Карл Маркс писал, что предмет искусства... создает публику, понимающую искусство и способную наслаждаться красотой. Легко понять, что шахматы удовлетворяют этому требованию.

Ясно, что у шахмат есть своя публика, которая ценит красивые щахматные произведения.
 

Искусство непременно должно отображать действительность в специфических художественных образах. Именно поэтому специалисты-искусствоведы только пожимали плечами, когда им говорили, что шахматы являются искусством. «Позвольте,— отвечали они,— какое же это искусство? Какую действительность, какую реальность отображают шахматы? Разве не известно, что шахматы — это только схема, выдуманная человеком?»

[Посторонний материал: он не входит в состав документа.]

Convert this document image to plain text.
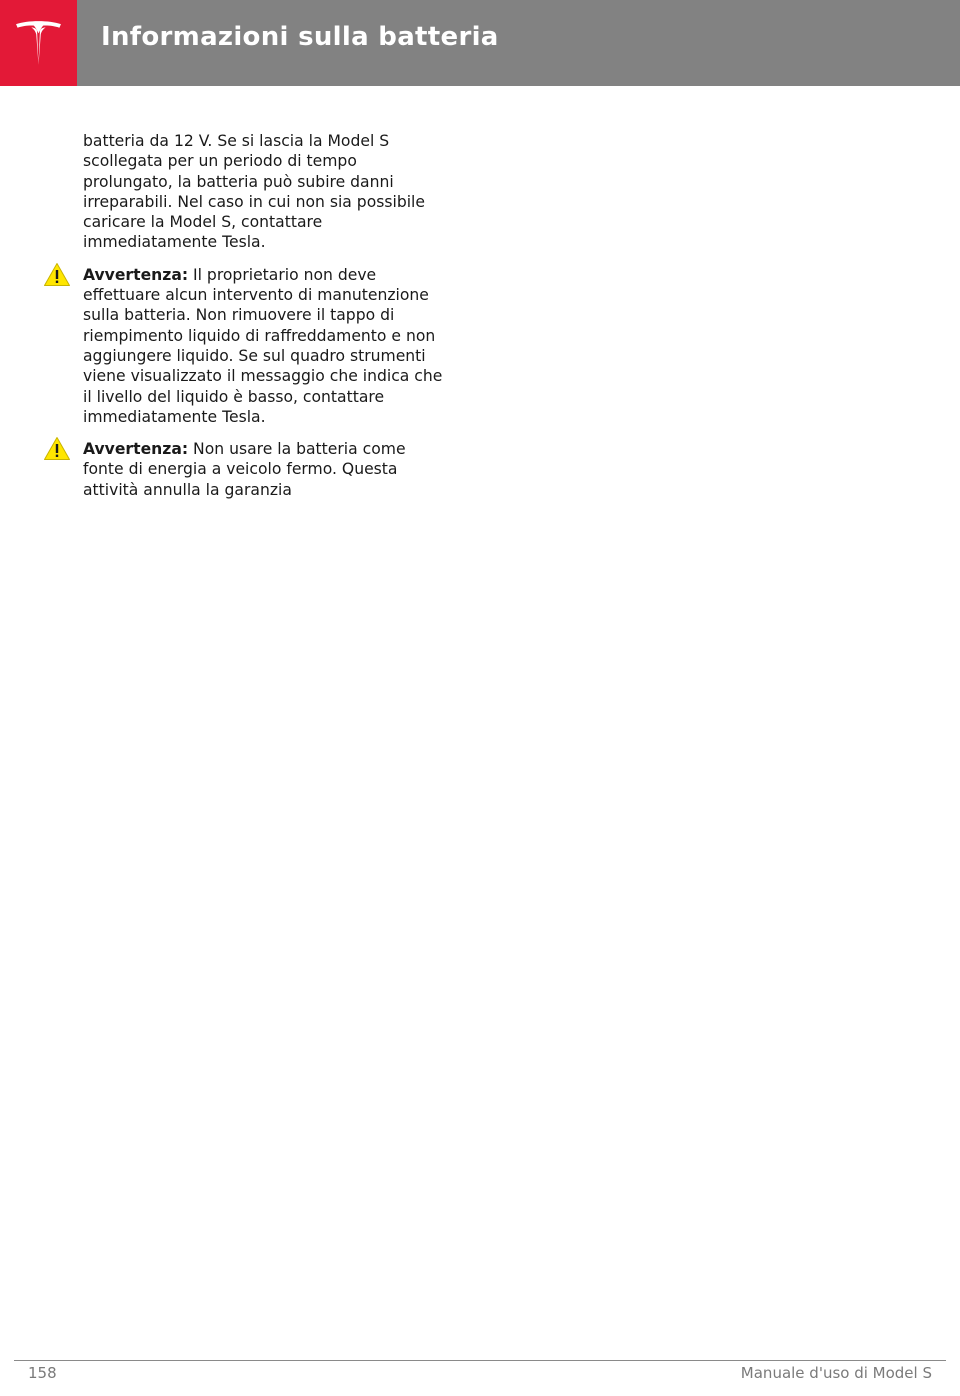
Informazioni sulla batteria

batteria da 12 V. Se si lascia la Model S scollegata per un periodo di tempo prolungato, la batteria può subire danni irreparabili. Nel caso in cui non sia possibile caricare la Model S, contattare immediatamente Tesla.

Avvertenza: Il proprietario non deve effettuare alcun intervento di manutenzione sulla batteria. Non rimuovere il tappo di riempimento liquido di raffreddamento e non aggiungere liquido. Se sul quadro strumenti viene visualizzato il messaggio che indica che il livello del liquido è basso, contattare immediatamente Tesla.
Avvertenza: Non usare la batteria come fonte di energia a veicolo fermo. Questa attività annulla la garanzia
158	Manuale d'uso di Model S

Мне кажется все же, что эти весьма распространенные заблуждения объясняются лишь поверхностным подходом к делу. Мы видим доску, шахматные фигуры, условную схему, и нам кажется, что это и есть содержание шахмат. С таким же успехом можно утверждать, что скрипка и смычок являются музыкой. Абсурдность такого утверждения не вызывает сомнений.

В шахматах ценитель восхищается творческой, логической стороной мышления человека и в форме специфических художественных шахматных образов получает представление о нем.

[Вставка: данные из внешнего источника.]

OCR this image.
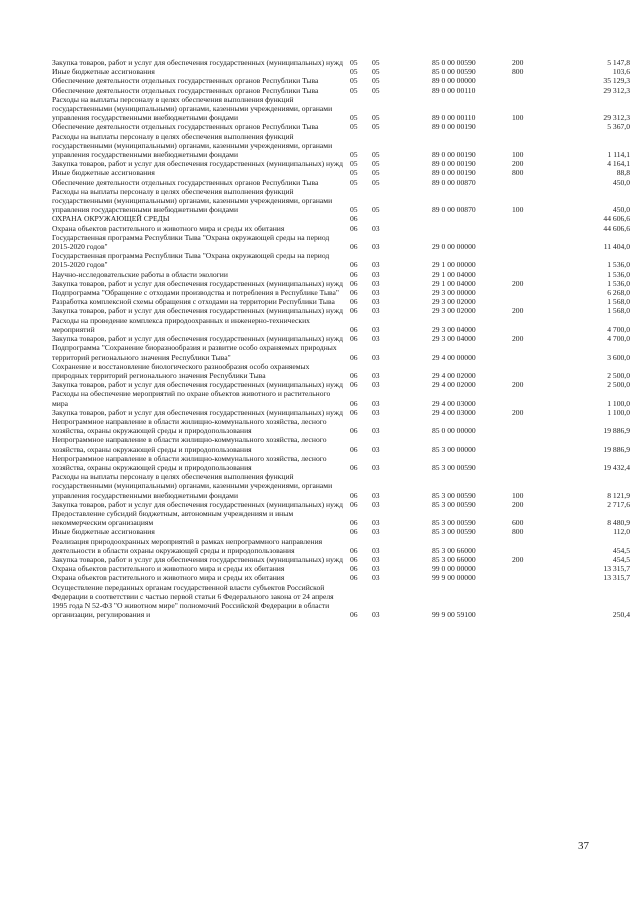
Закупка товаров, работ и услуг для обеспечения государственных (муниципальных) нужд	05	05	85 0 00 00590	200	5 147,8
Иные бюджетные ассигнования	05	05	85 0 00 00590	800	103,6
Обеспечение деятельности отдельных государственных органов Республики Тыва	05	05	89 0 00 00000		35 129,3
Обеспечение деятельности отдельных государственных органов Республики Тыва	05	05	89 0 00 00110		29 312,3
Расходы на выплаты персоналу в целях обеспечения выполнения функций государственными (муниципальными) органами, казенными учреждениями, органами управления государственными внебюджетными фондами	05	05	89 0 00 00110	100	29 312,3
Обеспечение деятельности отдельных государственных органов Республики Тыва	05	05	89 0 00 00190		5 367,0
Расходы на выплаты персоналу в целях обеспечения выполнения функций государственными (муниципальными) органами, казенными учреждениями, органами управления государственными внебюджетными фондами	05	05	89 0 00 00190	100	1 114,1
Закупка товаров, работ и услуг для обеспечения государственных (муниципальных) нужд	05	05	89 0 00 00190	200	4 164,1
Иные бюджетные ассигнования	05	05	89 0 00 00190	800	88,8
Обеспечение деятельности отдельных государственных органов Республики Тыва	05	05	89 0 00 00870		450,0
Расходы на выплаты персоналу в целях обеспечения выполнения функций государственными (муниципальными) органами, казенными учреждениями, органами управления государственными внебюджетными фондами	05	05	89 0 00 00870	100	450,0
ОХРАНА ОКРУЖАЮЩЕЙ СРЕДЫ	06				44 606,6
Охрана объектов растительного и животного мира и среды их обитания	06	03			44 606,6
Государственная программа Республики Тыва "Охрана окружающей среды на период 2015-2020 годов"	06	03	29 0 00 00000		11 404,0
Государственная программа Республики Тыва "Охрана окружающей среды на период 2015-2020 годов"	06	03	29 1 00 00000		1 536,0
Научно-исследовательские работы в области экологии	06	03	29 1 00 04000		1 536,0
Закупка товаров, работ и услуг для обеспечения государственных (муниципальных) нужд	06	03	29 1 00 04000	200	1 536,0
Подпрограмма "Обращение с отходами производства и потребления в Республике Тыва"	06	03	29 3 00 00000		6 268,0
Разработка комплексной схемы обращения с отходами на территории Республики Тыва	06	03	29 3 00 02000		1 568,0
Закупка товаров, работ и услуг для обеспечения государственных (муниципальных) нужд	06	03	29 3 00 02000	200	1 568,0
Расходы на проведение комплекса природоохранных и инженерно-технических мероприятий	06	03	29 3 00 04000		4 700,0
Закупка товаров, работ и услуг для обеспечения государственных (муниципальных) нужд	06	03	29 3 00 04000	200	4 700,0
Подпрограмма "Сохранение биоразнообразия и развитие особо охраняемых природных территорий регионального значения Республики Тыва"	06	03	29 4 00 00000		3 600,0
Сохранение и восстановление биологического разнообразия особо охраняемых природных территорий регионального значения Республики Тыва	06	03	29 4 00 02000		2 500,0
Закупка товаров, работ и услуг для обеспечения государственных (муниципальных) нужд	06	03	29 4 00 02000	200	2 500,0
Расходы на обеспечение мероприятий по охране объектов животного и растительного мира	06	03	29 4 00 03000		1 100,0
Закупка товаров, работ и услуг для обеспечения государственных (муниципальных) нужд	06	03	29 4 00 03000	200	1 100,0
Непрограммное направление в области жилищно-коммунального хозяйства, лесного хозяйства, охраны окружающей среды и природопользования	06	03	85 0 00 00000		19 886,9
Непрограммное направление в области жилищно-коммунального хозяйства, лесного хозяйства, охраны окружающей среды и природопользования	06	03	85 3 00 00000		19 886,9
Непрограммное направление в области жилищно-коммунального хозяйства, лесного хозяйства, охраны окружающей среды и природопользования	06	03	85 3 00 00590		19 432,4
Расходы на выплаты персоналу в целях обеспечения выполнения функций государственными (муниципальными) органами, казенными учреждениями, органами управления государственными внебюджетными фондами	06	03	85 3 00 00590	100	8 121,9
Закупка товаров, работ и услуг для обеспечения государственных (муниципальных) нужд	06	03	85 3 00 00590	200	2 717,6
Предоставление субсидий бюджетным, автономным учреждениям и иным некоммерческим организациям	06	03	85 3 00 00590	600	8 480,9
Иные бюджетные ассигнования	06	03	85 3 00 00590	800	112,0
Реализация природоохранных мероприятий в рамках непрограммного направления деятельности в области охраны окружающей среды и природопользования	06	03	85 3 00 66000		454,5
Закупка товаров, работ и услуг для обеспечения государственных (муниципальных) нужд	06	03	85 3 00 66000	200	454,5
Охрана объектов растительного и животного мира и среды их обитания	06	03	99 0 00 00000		13 315,7
Охрана объектов растительного и животного мира и среды их обитания	06	03	99 9 00 00000		13 315,7
Осуществление переданных органам государственной власти субъектов Российской Федерации в соответствии с частью первой статьи 6 Федерального закона от 24 апреля 1995 года N 52-ФЗ "О животном мире" полномочий Российской Федерации в области организации, регулирования и	06	03	99 9 00 59100		250,4
37
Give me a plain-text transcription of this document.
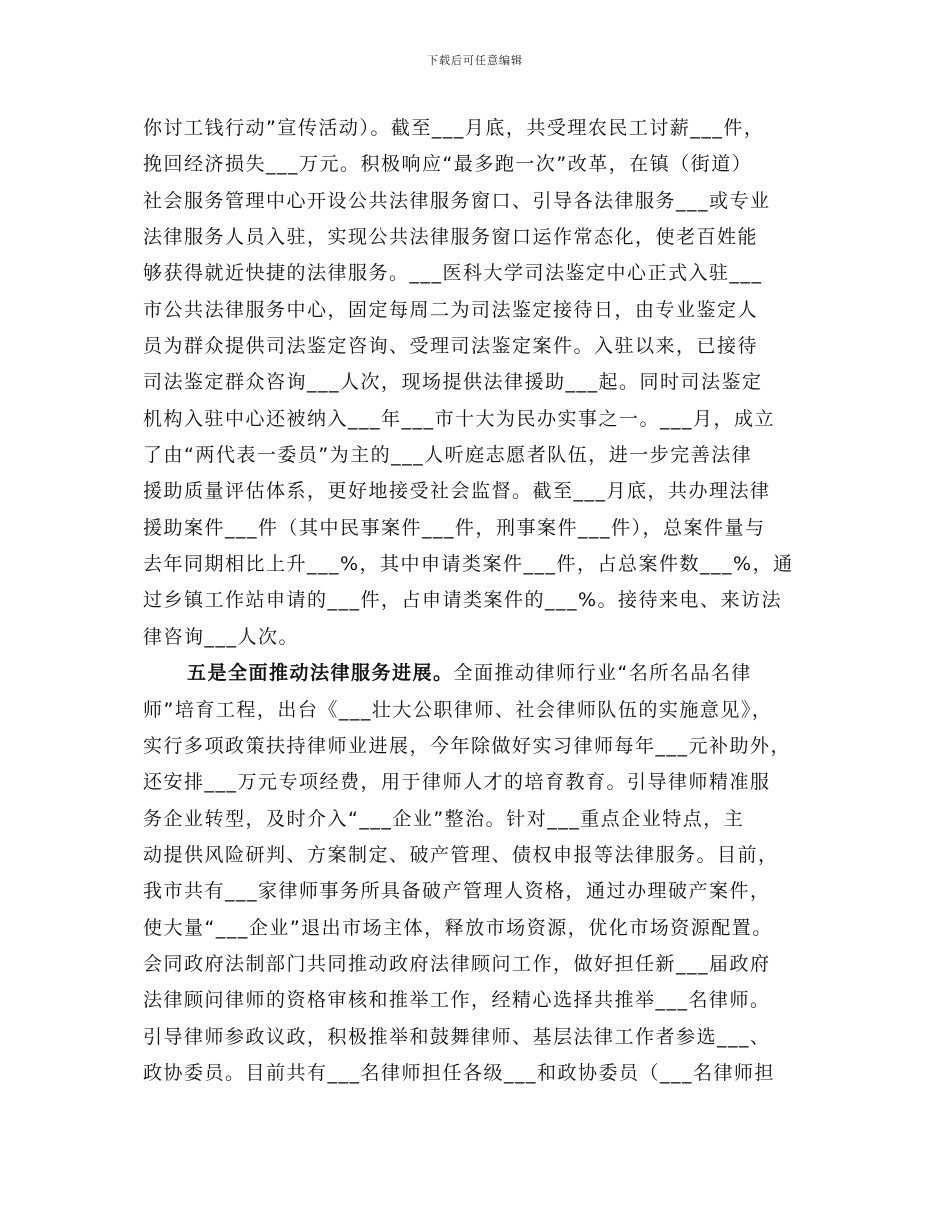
下载后可任意编辑
你讨工钱行动”宣传活动）。截至___月底，共受理农民工讨薪___件，
挽回经济损失___万元。积极响应“最多跑一次”改革，在镇（街道）
社会服务管理中心开设公共法律服务窗口、引导各法律服务___或专业
法律服务人员入驻，实现公共法律服务窗口运作常态化，使老百姓能
够获得就近快捷的法律服务。___医科大学司法鉴定中心正式入驻___
市公共法律服务中心，固定每周二为司法鉴定接待日，由专业鉴定人
员为群众提供司法鉴定咨询、受理司法鉴定案件。入驻以来，已接待
司法鉴定群众咨询___人次，现场提供法律援助___起。同时司法鉴定
机构入驻中心还被纳入___年___市十大为民办实事之一。___月，成立
了由“两代表一委员”为主的___人听庭志愿者队伍，进一步完善法律
援助质量评估体系，更好地接受社会监督。截至___月底，共办理法律
援助案件___件（其中民事案件___件，刑事案件___件），总案件量与
去年同期相比上升___%，其中申请类案件___件，占总案件数___%，通
过乡镇工作站申请的___件，占申请类案件的___%。接待来电、来访法
律咨询___人次。
五是全面推动法律服务进展。全面推动律师行业“名所名品名律
师”培育工程，出台《___壮大公职律师、社会律师队伍的实施意见》，
实行多项政策扶持律师业进展，今年除做好实习律师每年___元补助外，
还安排___万元专项经费，用于律师人才的培育教育。引导律师精准服
务企业转型，及时介入“___企业”整治。针对___重点企业特点，主
动提供风险研判、方案制定、破产管理、债权申报等法律服务。目前，
我市共有___家律师事务所具备破产管理人资格，通过办理破产案件，
使大量“___企业”退出市场主体，释放市场资源，优化市场资源配置。
会同政府法制部门共同推动政府法律顾问工作，做好担任新___届政府
法律顾问律师的资格审核和推举工作，经精心选择共推举___名律师。
引导律师参政议政，积极推举和鼓舞律师、基层法律工作者参选___、
政协委员。目前共有___名律师担任各级___和政协委员（___名律师担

По шахматным партиям мы судим о характере мастера, его специфических шахматных способностях, остроумии и изобретательности, о фантазии и глубине его мысли, настойчивости и энергии. Это и доставляет через посредство шахматных образов эстетическое наслаждение шахматисту-ценителю, когда он следит за интересной партией или решает хороший этюд. Строгость, законченность и сила логических построений, заключенных в содержательной партии, и вызывают ощущение красоты шахмат, эмоции, которые знакомы каждому шахматисту. Восхищаясь шахматными произведениями, шахматист тем самым восхищается мышлением человека.

Итак, шахматы — это искусство и расчет (игра)... Расчет вполне доступен и машине. А искусство? Доступно ли оно машине? Можно ли создать вычислительное устройство, хорошо играющее в шахматы, возможна ли успешная борьба машины-гроссмейстера с человеком-гроссмейстером? «Отец кибернетики» Норберт Винер дал на этот вопрос отрицательный ответ. К его мнению надо, разумеется, отнестись более чем внимательно. Мне пришлось слышать заявление Михаила Таля о том, что такую машину создать невозможно. Но это мнение основывалось на интуиции, и автор заявления — лицо «заинтересованное». Крупный советский специалист в области

кибернетических машин как-то заявил, что машину-шахматиста в принципе можно было бы сделать, но размер этой машины был бы соизмерим с новым зданием Университета в Москве.

В чем же дело? Почему человек научился создавать машины, быстро решающие сложнейшие математические задачи, и в то же время так трудно создать машину-шахматиста?

Ведь с помощью вычислительных машин работа исследователей стала значительно легче. Как мучились инженеры еще 25 лет назад! Мне пришлось еще студентом участвовать в решении задачи об устойчивости проектировавшейся тогда энергетической системы Белоруссии. Решалась эта задача при помощи приближенных вычислений около трех месяцев. В паши же дни без помощи людей машина решает такие задачи в течение минут и часов. Но все же эти задачи надо считать узкими (точными). Исторически так сложилось, что люди создали первыми машины для решения именно таких задач.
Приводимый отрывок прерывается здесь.